In Johor Bahru, Malaysia, five people have so far forked out RM8,888 each for three-metre tall tangerine trees imported from China. The trees are being sold at Katsura Landscape and its shop manager, who only wanted to be known as Wong, justified the price as the trees are very special. The tangerine trees commonly available in the market are smaller in size. These trees are exclusive only to this shop. Moreover, the number eight is an auspicious number – that is why the trees are priced at RM8,888.Tangerines are believed to bring good luck to those who display the plants in their homes especially during Chinese New Year.

German Woman Lived without money for 15 years

Heidemarie Schwermer, a 69-year-old woman from Germany, gave up using money 15 years ago and says she’s been much happier ever since.
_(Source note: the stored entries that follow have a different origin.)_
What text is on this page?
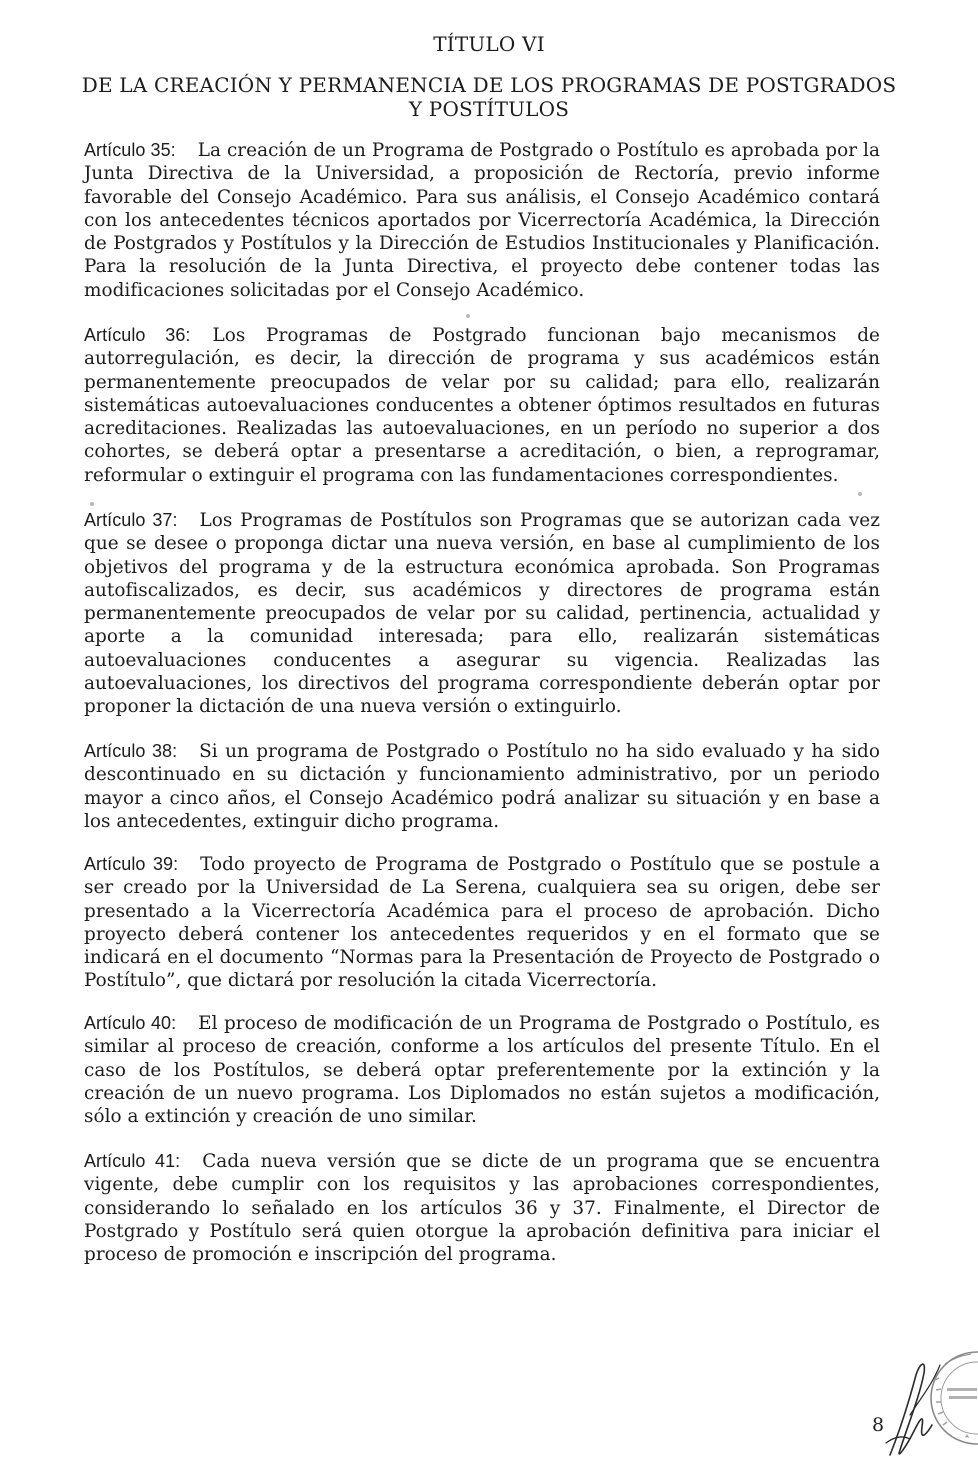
TÍTULO VI
DE LA CREACIÓN Y PERMANENCIA DE LOS PROGRAMAS DE POSTGRADOS Y POSTÍTULOS
Artículo 35: La creación de un Programa de Postgrado o Postítulo es aprobada por la Junta Directiva de la Universidad, a proposición de Rectoría, previo informe favorable del Consejo Académico. Para sus análisis, el Consejo Académico contará con los antecedentes técnicos aportados por Vicerrectoría Académica, la Dirección de Postgrados y Postítulos y la Dirección de Estudios Institucionales y Planificación. Para la resolución de la Junta Directiva, el proyecto debe contener todas las modificaciones solicitadas por el Consejo Académico.
Artículo 36: Los Programas de Postgrado funcionan bajo mecanismos de autorregulación, es decir, la dirección de programa y sus académicos están permanentemente preocupados de velar por su calidad; para ello, realizarán sistemáticas autoevaluaciones conducentes a obtener óptimos resultados en futuras acreditaciones. Realizadas las autoevaluaciones, en un período no superior a dos cohortes, se deberá optar a presentarse a acreditación, o bien, a reprogramar, reformular o extinguir el programa con las fundamentaciones correspondientes.
Artículo 37: Los Programas de Postítulos son Programas que se autorizan cada vez que se desee o proponga dictar una nueva versión, en base al cumplimiento de los objetivos del programa y de la estructura económica aprobada. Son Programas autofiscalizados, es decir, sus académicos y directores de programa están permanentemente preocupados de velar por su calidad, pertinencia, actualidad y aporte a la comunidad interesada; para ello, realizarán sistemáticas autoevaluaciones conducentes a asegurar su vigencia. Realizadas las autoevaluaciones, los directivos del programa correspondiente deberán optar por proponer la dictación de una nueva versión o extinguirlo.
Artículo 38: Si un programa de Postgrado o Postítulo no ha sido evaluado y ha sido descontinuado en su dictación y funcionamiento administrativo, por un periodo mayor a cinco años, el Consejo Académico podrá analizar su situación y en base a los antecedentes, extinguir dicho programa.
Artículo 39: Todo proyecto de Programa de Postgrado o Postítulo que se postule a ser creado por la Universidad de La Serena, cualquiera sea su origen, debe ser presentado a la Vicerrectoría Académica para el proceso de aprobación. Dicho proyecto deberá contener los antecedentes requeridos y en el formato que se indicará en el documento “Normas para la Presentación de Proyecto de Postgrado o Postítulo”, que dictará por resolución la citada Vicerrectoría.
Artículo 40: El proceso de modificación de un Programa de Postgrado o Postítulo, es similar al proceso de creación, conforme a los artículos del presente Título. En el caso de los Postítulos, se deberá optar preferentemente por la extinción y la creación de un nuevo programa. Los Diplomados no están sujetos a modificación, sólo a extinción y creación de uno similar.
Artículo 41: Cada nueva versión que se dicte de un programa que se encuentra vigente, debe cumplir con los requisitos y las aprobaciones correspondientes, considerando lo señalado en los artículos 36 y 37. Finalmente, el Director de Postgrado y Postítulo será quien otorgue la aprobación definitiva para iniciar el proceso de promoción e inscripción del programa.
8
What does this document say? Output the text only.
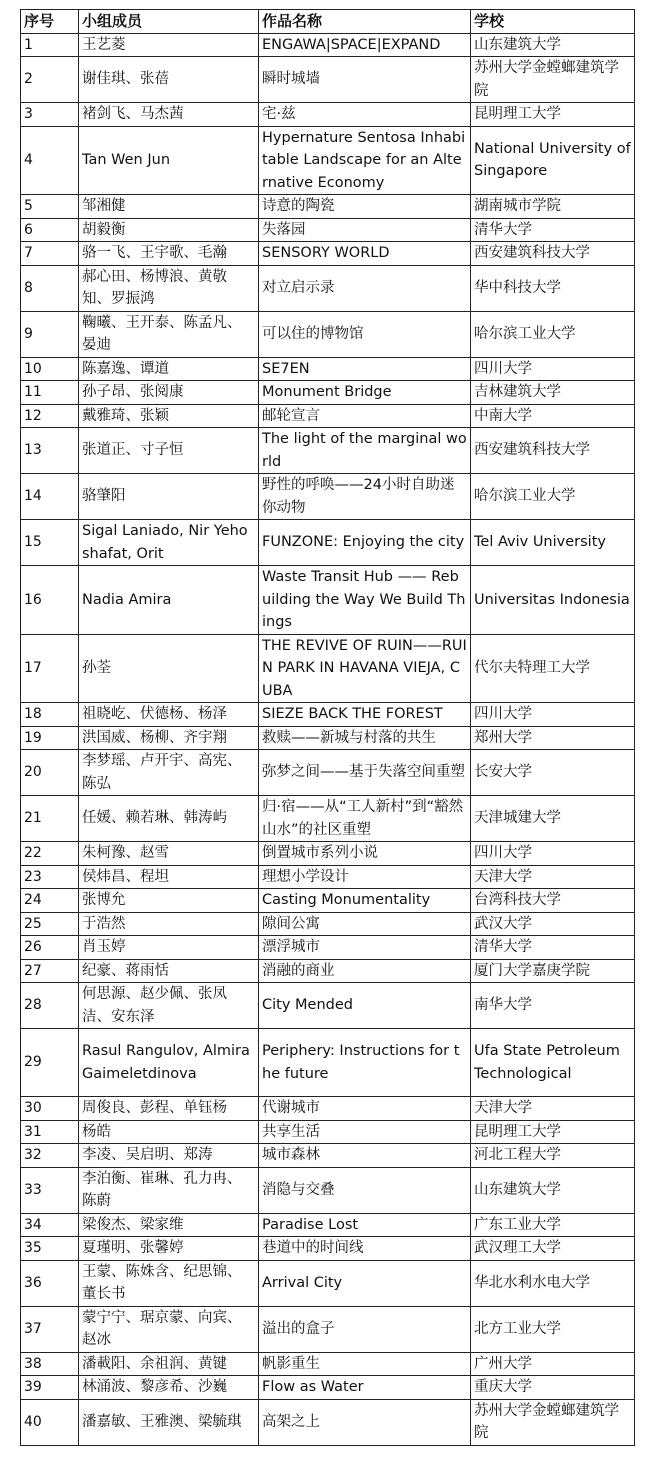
序号	小组成员	作品名称	学校
1	王艺菱	ENGAWA|SPACE|EXPAND	山东建筑大学
2	谢佳琪、张蓓	瞬时城墙	苏州大学金螳螂建筑学院
3	褚剑飞、马杰茜	宅·兹	昆明理工大学
4	Tan Wen Jun	Hypernature Sentosa Inhabitable Landscape for an Alternative Economy	National University of Singapore
5	邹湘健	诗意的陶瓷	湖南城市学院
6	胡毅衡	失落园	清华大学
7	骆一飞、王宇歌、毛瀚	SENSORY WORLD	西安建筑科技大学
8	郝心田、杨博浪、黄敬知、罗振鸿	对立启示录	华中科技大学
9	鞠曦、王开泰、陈孟凡、晏迪	可以住的博物馆	哈尔滨工业大学
10	陈嘉逸、谭道	SE7EN	四川大学
11	孙子昂、张阅康	Monument Bridge	吉林建筑大学
12	戴雅琦、张颖	邮轮宣言	中南大学
13	张道正、寸子恒	The light of the marginal world	西安建筑科技大学
14	骆肇阳	野性的呼唤——24小时自助迷你动物	哈尔滨工业大学
15	Sigal Laniado, Nir Yehoshafat, Orit	FUNZONE: Enjoying the city	Tel Aviv University
16	Nadia Amira	Waste Transit Hub —— Rebuilding the Way We Build Things	Universitas Indonesia
17	孙荃	THE REVIVE OF RUIN——RUIN PARK IN HAVANA VIEJA, CUBA	代尔夫特理工大学
18	祖晓屹、伏德杨、杨泽	SIEZE BACK THE FOREST	四川大学
19	洪国威、杨柳、齐宇翔	救赎——新城与村落的共生	郑州大学
20	李梦瑶、卢开宇、高宪、陈弘	弥梦之间——基于失落空间重塑	长安大学
21	任媛、赖若琳、韩涛屿	归·宿——从“工人新村”到“豁然山水”的社区重塑	天津城建大学
22	朱柯豫、赵雪	倒置城市系列小说	四川大学
23	侯炜昌、程坦	理想小学设计	天津大学
24	张博允	Casting Monumentality	台湾科技大学
25	于浩然	隙间公寓	武汉大学
26	肖玉婷	漂浮城市	清华大学
27	纪豪、蒋雨恬	消融的商业	厦门大学嘉庚学院
28	何思源、赵少佩、张凤洁、安东泽	City Mended	南华大学
29	Rasul Rangulov, Almira Gaimeletdinova	Periphery: Instructions for the future	Ufa State Petroleum Technological
30	周俊良、彭程、单钰杨	代谢城市	天津大学
31	杨皓	共享生活	昆明理工大学
32	李凌、吴启明、郑涛	城市森林	河北工程大学
33	李泊衡、崔琳、孔力冉、陈蔚	消隐与交叠	山东建筑大学
34	梁俊杰、梁家维	Paradise Lost	广东工业大学
35	夏瑾明、张馨婷	巷道中的时间线	武汉理工大学
36	王蒙、陈姝含、纪思锦、董长书	Arrival City	华北水利水电大学
37	蒙宁宁、琚京蒙、向宾、赵冰	溢出的盒子	北方工业大学
38	潘載阳、余祖润、黄键	帆影重生	广州大学
39	林涌波、黎彦希、沙巍	Flow as Water	重庆大学
40	潘嘉敏、王雅澳、梁毓琪	高架之上	苏州大学金螳螂建筑学院
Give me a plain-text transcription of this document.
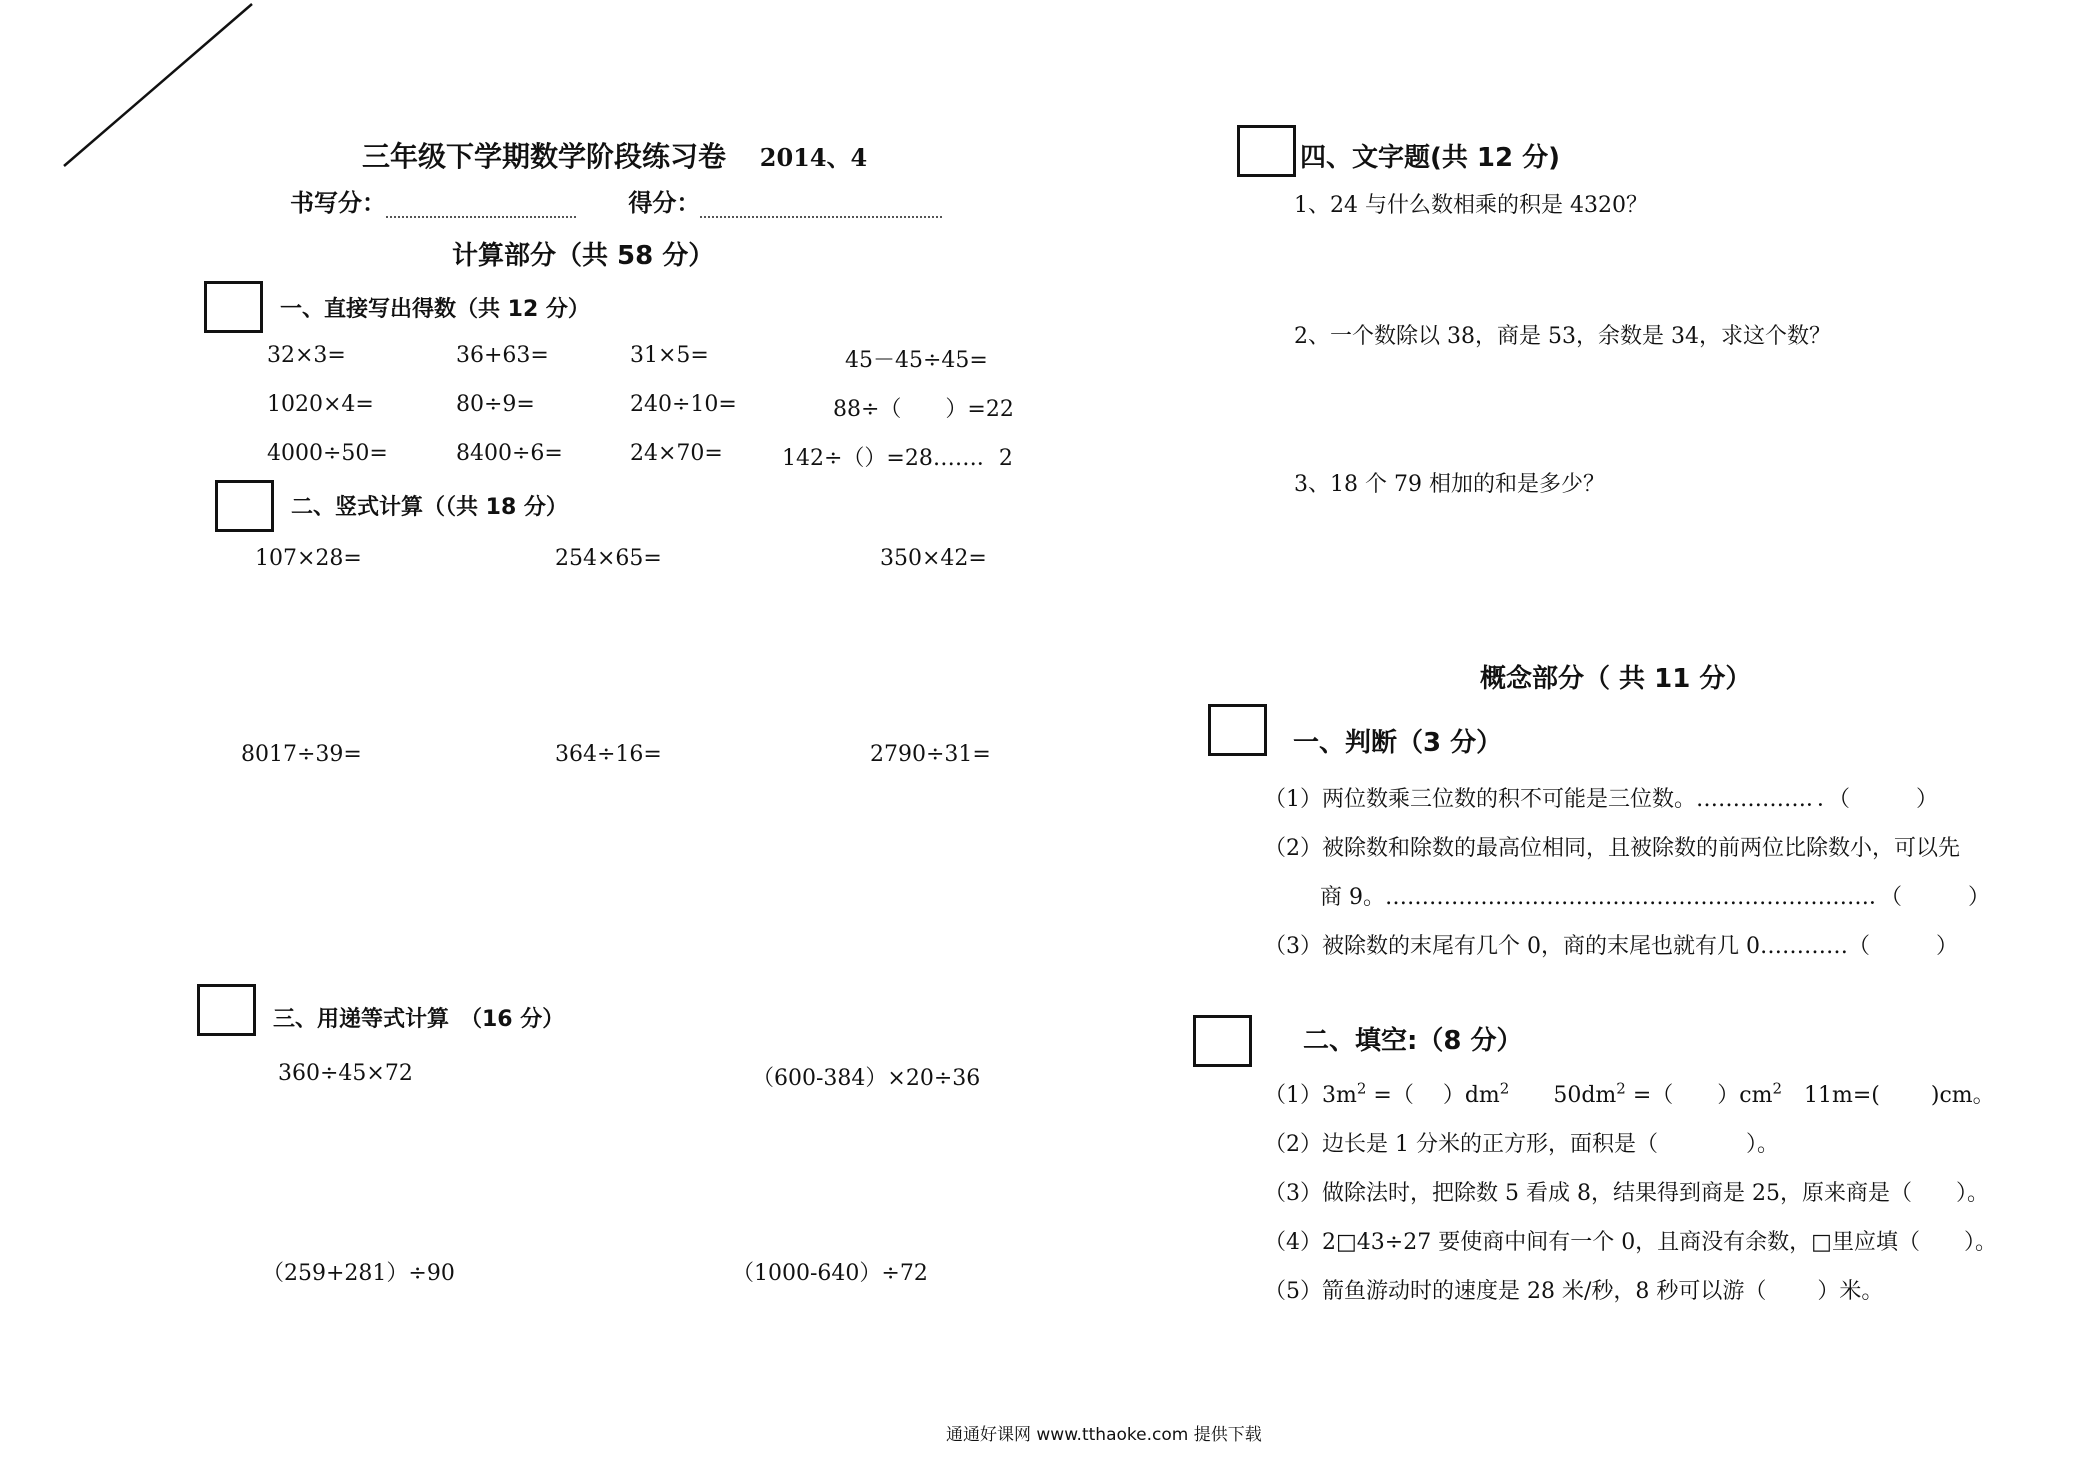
三年级下学期数学阶段练习卷 2014、4
书写分：	得分：
计算部分（共 58 分）
一、直接写出得数（共 12 分）
32×3=	36+63=	31×5=	45－45÷45=
1020×4=	80÷9=	240÷10=	88÷（　　）=22
4000÷50=	8400÷6=	24×70=	142÷（）=28……．2
二、竖式计算（（共 18 分）
107×28=	254×65=	350×42=
8017÷39=	364÷16=	2790÷31=
三、用递等式计算　（16 分）
360÷45×72	（600-384）×20÷36
（259+281）÷90	（1000-640）÷72
四、文字题(共 12 分)
1、24 与什么数相乘的积是 4320？
2、一个数除以 38，商是 53，余数是 34，求这个数？
3、18 个 79 相加的和是多少？
概念部分（ 共 11 分）
一、判断（3 分）
（1）两位数乘三位数的积不可能是三位数。……………．．（　　　）
（2）被除数和除数的最高位相同，且被除数的前两位比除数小，可以先
商 9。…………………………………………………………．（　　　）
（3）被除数的末尾有几个 0，商的末尾也就有几 0…………（　　　）
二、填空:（8 分）
$(1)3m^2$ =（　 ）$dm^2$　　$50dm^2$ =（　　）$cm^2$　11m=(　　 )cm。
（2）边长是 1 分米的正方形，面积是（　　　　）。
（3）做除法时，把除数 5 看成 8，结果得到商是 25，原来商是（　　）。
（4）2□43÷27 要使商中间有一个 0，且商没有余数，□里应填（　　）。
（5）箭鱼游动时的速度是 28 米/秒，8 秒可以游（　　 ）米。
通通好课网 www.tthaoke.com 提供下载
Schwermer worked as a middle-aged secondary school teacher emerging from a difficult marriage. In Germany’s Ruhr area, she opened a Tauschring (swap shop), called “Gib und Nimm” (Give and Take). Her small venture was a place where anyone could trade stuff and skills for other things and skills they needed, without a single coin or banknote changing hands. Old clothes could be traded in return for kitchen appliances, and car service rendered in return for plumbing services, and so on.

She started to realize she was living with a lot of stuff she didn’t really need and initially decided not to buy anything else without giving something away. Then she realized how unhappy she was with her work and made the connection between this feeling and the physical symptoms (backache and constant illness) she was feeling, so she decided to take up other jobs.  By 1995, the Tauschring had changed her life so much that she was spending virtually nothing, as everything she needed seemed to find its way into her life. So in 1996, she took the biggest decision of her life: to live without money. All of her belongings fit into a single-back suitcase and a rucksack, she has emergency savings of €200 and any other money she comes across, she gives away. Heidemarie doesn’t even have health insurance as she didn’t want to be accused of stealing from the state, and says she relies on the power of self-healing whenever she gets a little sick. Schwermer has written two books about her experience of living without money and asked her publisher to give the money to charity so it can make many people happy instead of just one.